Cecconi’s current slate of virtual events are the silver linings he found in a pandemic world where bartending all but came to a full stop. In 2016, he collaborated with Mikha Diaz, current co-owner at Alembic in San Francisco, and former owner of Les Arceaux in Berkeley and Two Sisters Bar & Books in San Francisco, to create M Squared Spirits. Under the M Squared label, Cecconi and Diaz make three ready-to-drink craft cocktails in bottles. Two are whiskey-based — a Maple Whiskey Sour with lime and a Chamomile Old Fashioned with honey — and another is a gin-based Hibiscus Gimlet. All three flavors are packaged in appealing 200ml retro apothecary bottles that retail for $15.
Although Cecconi is thrilled with his current gig “reaching into people’s houses” with his bottled cocktails and Zoom events, this moment has been a long time coming. His journey began in 2000, during the apex of the craft cocktail scene in New York City when he experienced a kind of perfect storm. After graduating from NYU with a degree in dance choreography and performance, he found himself a stereotypical starving artist who began bartending to pay the bills. Although he had “had no point of view about what I was doing,” he chose to harness his frustrated artistic creativity and apply it to bartending.
“First and foremost, [making cocktails] is a calling, it’s a creative process,” Cecconi said. “I look for inspiration everywhere in the world and think, how can I put this in a cocktail? How can I delight people and engage them in cocktailing? In drinking? And so that’s what that’s we’ve got in a bottle, my artistry.”
“I look for inspiration everywhere in the world and think, how can I put this in a cocktail? How can I delight people and engage them in cocktailing? In drinking? And so that’s what that’s we’ve got in a bottle, my artistry.” — Michael Cecconi
Although I found all three M Squared cocktails at Buckingham Wine & Spirits on Lakeshore Avenue in Oakland, Cecconi acknowledged that his distribution is hit or miss. This may have to do with M Squared’s premium pricing, but it is more likely the result of increased competition. The ready-to-drink cocktail market is snowballing with major players, like global alcohol conglomerate Beam Suntory’s On the Rocks brand, taking up scarce shelf space. Always the optimist, Cecconi welcomes the competition, saying that he hopes exposure to the ready-to-drink cocktail concept will help people recognize that “craft cocktails in a bottle make perfect sense as opposed to ‘why would anyone do that?'”
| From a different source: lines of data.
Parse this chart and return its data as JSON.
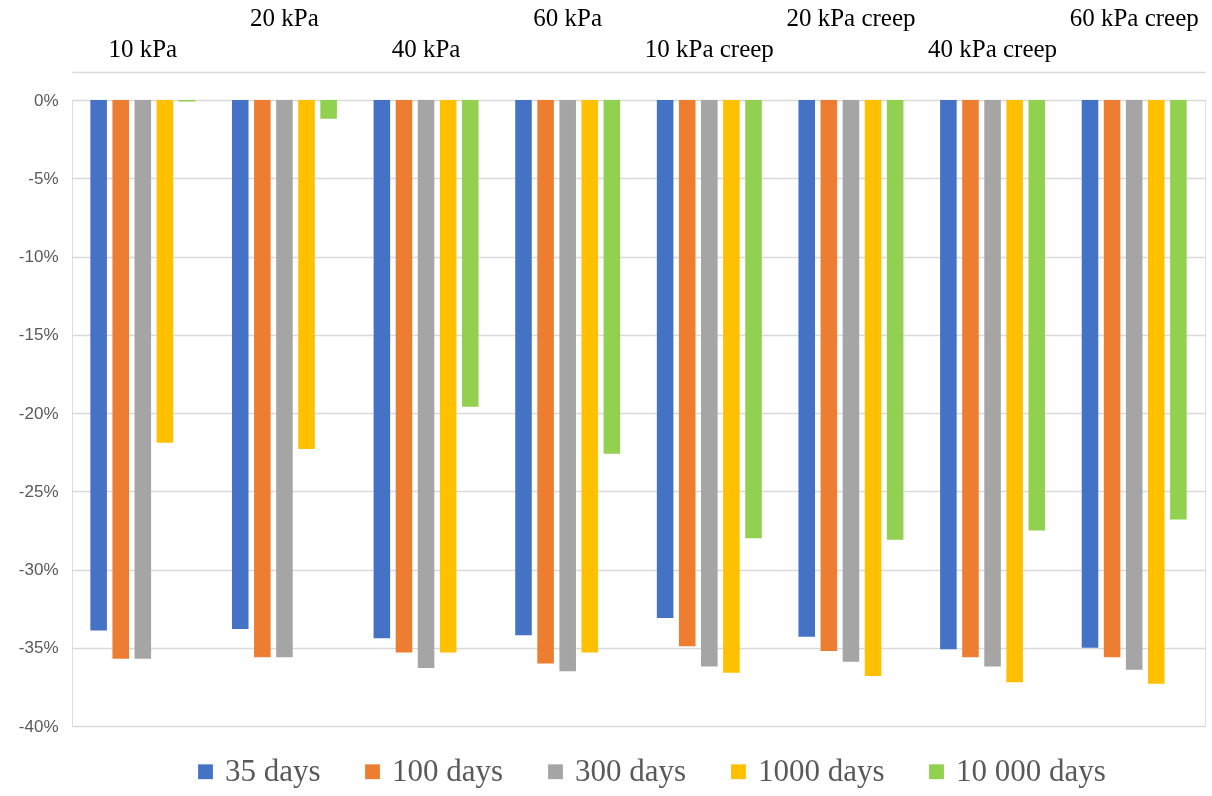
{
  "chart_data": {
    "type": "bar",
    "categories": [
      "10 kPa",
      "20 kPa",
      "40 kPa",
      "60 kPa",
      "10 kPa creep",
      "20 kPa creep",
      "40 kPa creep",
      "60 kPa creep"
    ],
    "series": [
      {
        "name": "35 days",
        "color": "#4472c4",
        "values": [
          -33.9,
          -33.8,
          -34.4,
          -34.2,
          -33.1,
          -34.3,
          -35.1,
          -35.0
        ]
      },
      {
        "name": "100 days",
        "color": "#ed7d31",
        "values": [
          -35.7,
          -35.6,
          -35.3,
          -36.0,
          -34.9,
          -35.2,
          -35.6,
          -35.6
        ]
      },
      {
        "name": "300 days",
        "color": "#a5a5a5",
        "values": [
          -35.7,
          -35.6,
          -36.3,
          -36.5,
          -36.2,
          -35.9,
          -36.2,
          -36.4
        ]
      },
      {
        "name": "1000 days",
        "color": "#ffc000",
        "values": [
          -21.9,
          -22.3,
          -35.3,
          -35.3,
          -36.6,
          -36.8,
          -37.2,
          -37.3
        ]
      },
      {
        "name": "10 000 days",
        "color": "#92d050",
        "values": [
          -0.1,
          -1.2,
          -19.6,
          -22.6,
          -28.0,
          -28.1,
          -27.5,
          -26.8
        ]
      }
    ],
    "ylim": [
      -40,
      0
    ],
    "yticks": [
      {
        "value": 0,
        "label": "0%"
      },
      {
        "value": -5,
        "label": "-5%"
      },
      {
        "value": -10,
        "label": "-10%"
      },
      {
        "value": -15,
        "label": "-15%"
      },
      {
        "value": -20,
        "label": "-20%"
      },
      {
        "value": -25,
        "label": "-25%"
      },
      {
        "value": -30,
        "label": "-30%"
      },
      {
        "value": -35,
        "label": "-35%"
      },
      {
        "value": -40,
        "label": "-40%"
      }
    ],
    "grid": "y",
    "legend": "bottom"
  }
}
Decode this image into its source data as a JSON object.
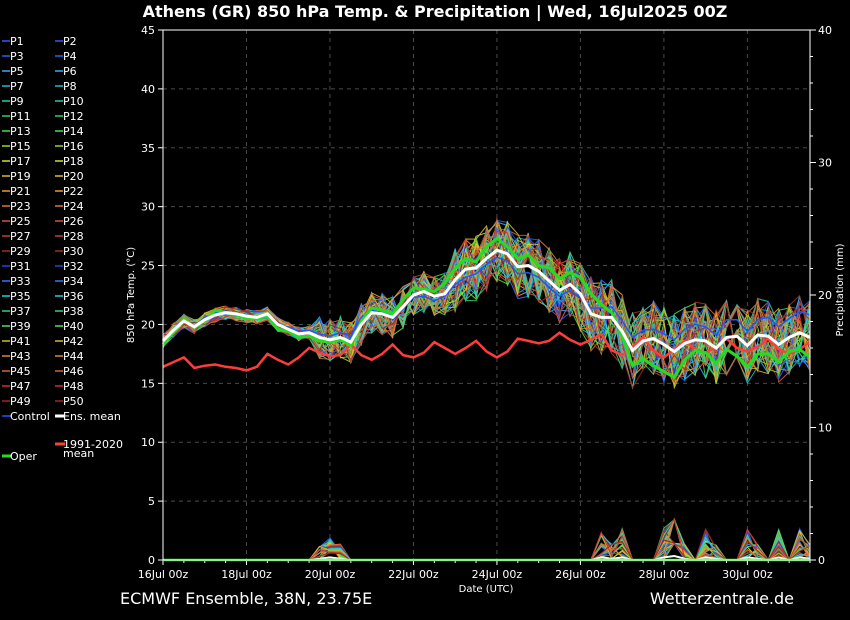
{
  "title": "Athens  (GR)  850 hPa Temp. & Precipitation | Wed, 16Jul2025 00Z",
  "footer_left": "ECMWF Ensemble, 38N, 23.75E",
  "footer_right": "Wetterzentrale.de",
  "colors": {
    "background": "#000000",
    "control": "#2255ff",
    "mean": "#ffffff",
    "clim": "#ff3c3c",
    "oper": "#22dd22"
  },
  "chart_data": {
    "type": "line",
    "xlabel": "Date (UTC)",
    "ylabel_left": "850 hPa Temp. (°C)",
    "ylabel_right": "Precipitation (mm)",
    "xlim": [
      "16Jul 00z",
      "31Jul 06z"
    ],
    "ylim_left": [
      0,
      45
    ],
    "ylim_right": [
      0,
      40
    ],
    "yticks_left": [
      "0",
      "5",
      "10",
      "15",
      "20",
      "25",
      "30",
      "35",
      "40",
      "45"
    ],
    "yticks_right": [
      "0",
      "10",
      "20",
      "30",
      "40"
    ],
    "xticks": [
      "16Jul 00z",
      "18Jul 00z",
      "20Jul 00z",
      "22Jul 00z",
      "24Jul 00z",
      "26Jul 00z",
      "28Jul 00z",
      "30Jul 00z"
    ],
    "grid": true,
    "legend_position": "left",
    "time_step_hours": 6,
    "legend": {
      "perturbed": [
        "P1",
        "P2",
        "P3",
        "P4",
        "P5",
        "P6",
        "P7",
        "P8",
        "P9",
        "P10",
        "P11",
        "P12",
        "P13",
        "P14",
        "P15",
        "P16",
        "P17",
        "P18",
        "P19",
        "P20",
        "P21",
        "P22",
        "P23",
        "P24",
        "P25",
        "P26",
        "P27",
        "P28",
        "P29",
        "P30",
        "P31",
        "P32",
        "P33",
        "P34",
        "P35",
        "P36",
        "P37",
        "P38",
        "P39",
        "P40",
        "P41",
        "P42",
        "P43",
        "P44",
        "P45",
        "P46",
        "P47",
        "P48",
        "P49",
        "P50"
      ],
      "control": "Control",
      "mean": "Ens. mean",
      "oper": "Oper",
      "clim": "1991-2020\nmean"
    },
    "ensemble_mean_temp": [
      18.6,
      19.5,
      20.3,
      19.8,
      20.4,
      20.8,
      21.0,
      20.9,
      20.7,
      20.6,
      20.9,
      20.0,
      19.6,
      19.2,
      19.3,
      18.9,
      18.7,
      18.9,
      18.5,
      20.0,
      21.0,
      20.9,
      20.6,
      21.5,
      22.5,
      22.8,
      22.4,
      22.6,
      23.8,
      24.7,
      24.8,
      25.6,
      26.3,
      26.0,
      24.9,
      25.0,
      24.5,
      23.7,
      22.9,
      23.4,
      22.6,
      20.9,
      20.6,
      20.6,
      19.4,
      17.8,
      18.6,
      18.8,
      18.3,
      17.7,
      18.4,
      18.7,
      18.6,
      18.0,
      18.9,
      19.0,
      18.2,
      19.1,
      19.0,
      18.3,
      18.9,
      19.3,
      18.9
    ],
    "oper_temp": [
      18.3,
      19.3,
      20.5,
      19.7,
      20.3,
      21.2,
      21.0,
      20.8,
      20.5,
      20.5,
      20.7,
      19.6,
      19.4,
      18.9,
      19.0,
      18.6,
      18.5,
      18.7,
      18.2,
      20.3,
      21.4,
      21.2,
      20.9,
      22.1,
      23.1,
      23.0,
      22.8,
      23.5,
      24.8,
      25.6,
      25.3,
      26.6,
      27.3,
      26.6,
      25.6,
      25.9,
      25.0,
      24.8,
      23.9,
      24.4,
      24.0,
      22.6,
      21.7,
      21.0,
      19.0,
      16.5,
      17.1,
      16.5,
      16.0,
      15.5,
      17.0,
      17.8,
      17.6,
      16.7,
      17.9,
      17.3,
      16.4,
      17.5,
      17.5,
      16.8,
      17.7,
      17.9,
      17.2
    ],
    "control_temp": [
      18.5,
      19.4,
      20.3,
      19.9,
      20.6,
      21.0,
      21.0,
      20.8,
      20.6,
      20.7,
      20.9,
      19.9,
      19.8,
      19.4,
      19.5,
      19.2,
      19.0,
      19.3,
      19.0,
      20.6,
      21.2,
      21.1,
      20.6,
      21.3,
      22.3,
      22.4,
      22.0,
      22.4,
      23.4,
      24.0,
      24.3,
      25.1,
      25.7,
      25.4,
      24.3,
      24.4,
      24.0,
      23.1,
      22.4,
      22.9,
      22.3,
      21.4,
      21.4,
      21.5,
      20.3,
      18.9,
      19.5,
      19.6,
      19.2,
      18.7,
      19.6,
      20.0,
      19.8,
      19.1,
      20.4,
      20.4,
      19.4,
      20.4,
      20.6,
      19.8,
      20.5,
      21.1,
      20.8
    ],
    "clim_temp": [
      16.4,
      16.8,
      17.2,
      16.3,
      16.5,
      16.6,
      16.4,
      16.3,
      16.1,
      16.4,
      17.5,
      17.0,
      16.6,
      17.2,
      18.0,
      17.6,
      17.3,
      17.4,
      18.3,
      17.4,
      17.0,
      17.5,
      18.3,
      17.4,
      17.2,
      17.6,
      18.5,
      18.0,
      17.5,
      18.0,
      18.6,
      17.7,
      17.2,
      17.7,
      18.8,
      18.6,
      18.4,
      18.6,
      19.3,
      18.7,
      18.3,
      18.7,
      19.2,
      17.8,
      17.4,
      18.1,
      18.9,
      17.8,
      17.2,
      17.9,
      18.6,
      17.9,
      17.6,
      18.1,
      18.8,
      18.0,
      17.7,
      18.1,
      18.8,
      17.9,
      17.5,
      17.9,
      18.5
    ],
    "mean_precip": [
      0,
      0,
      0,
      0,
      0,
      0,
      0,
      0,
      0,
      0,
      0,
      0,
      0,
      0,
      0,
      0.1,
      0.2,
      0.1,
      0,
      0,
      0,
      0,
      0,
      0,
      0,
      0,
      0,
      0,
      0,
      0,
      0,
      0,
      0,
      0,
      0,
      0,
      0,
      0,
      0,
      0,
      0,
      0,
      0.2,
      0.1,
      0.2,
      0,
      0,
      0,
      0.2,
      0.3,
      0.1,
      0,
      0.2,
      0.1,
      0,
      0,
      0.2,
      0.1,
      0,
      0.2,
      0,
      0.2,
      0.1
    ]
  }
}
It remains to be seen if Cecconi can effectively compete within the larger marketplace. Rapid growth, the arrival of major brands, and the question of whether artistry can be bottled will undoubtedly test his theory. As for his super cool, indie appeal, while he has a respectable following on Instagram (@themobilemixologist), he has lots of social media competition from other “drinkstagrammers.” All this points to an uncertain future for Cecconi, but one in which he will surely leverage what other craft cocktail makers cannot — his energy and artistry.
Michael is clear in his intentions: “What differentiates my line of cocktails, from the cocktails you’re going to find at Costco or the ones you’ll find next time you fly in an airplane, is what they lack: the heart of a bartender.”
Recipe adapted by Michael Cecconi
French 75 is a cocktail made from gin and Champagne, the effect of which is said to feel like being hit by a 75mm Howitzer field gun.
1 flute or wine glass
1 oz gin
1 oz fresh lime juice
1 oz simple syrup (equal parts sugar and hot water, stir to combine)
Champagne, Cava or Prosecco
1 lemon twist
Carefully open bottle of bubbly, prepare garnish, and have glass on hand.
Measure and pour gin, citrus, and simple syrup into shaker.
Add ice to shaker, shake and strain into glass.
Aggressively fill glass with bubbly, mixing the ingredients.
Garnish with a lemon twist: rind side facing cocktail, twist it pretty and drop it in.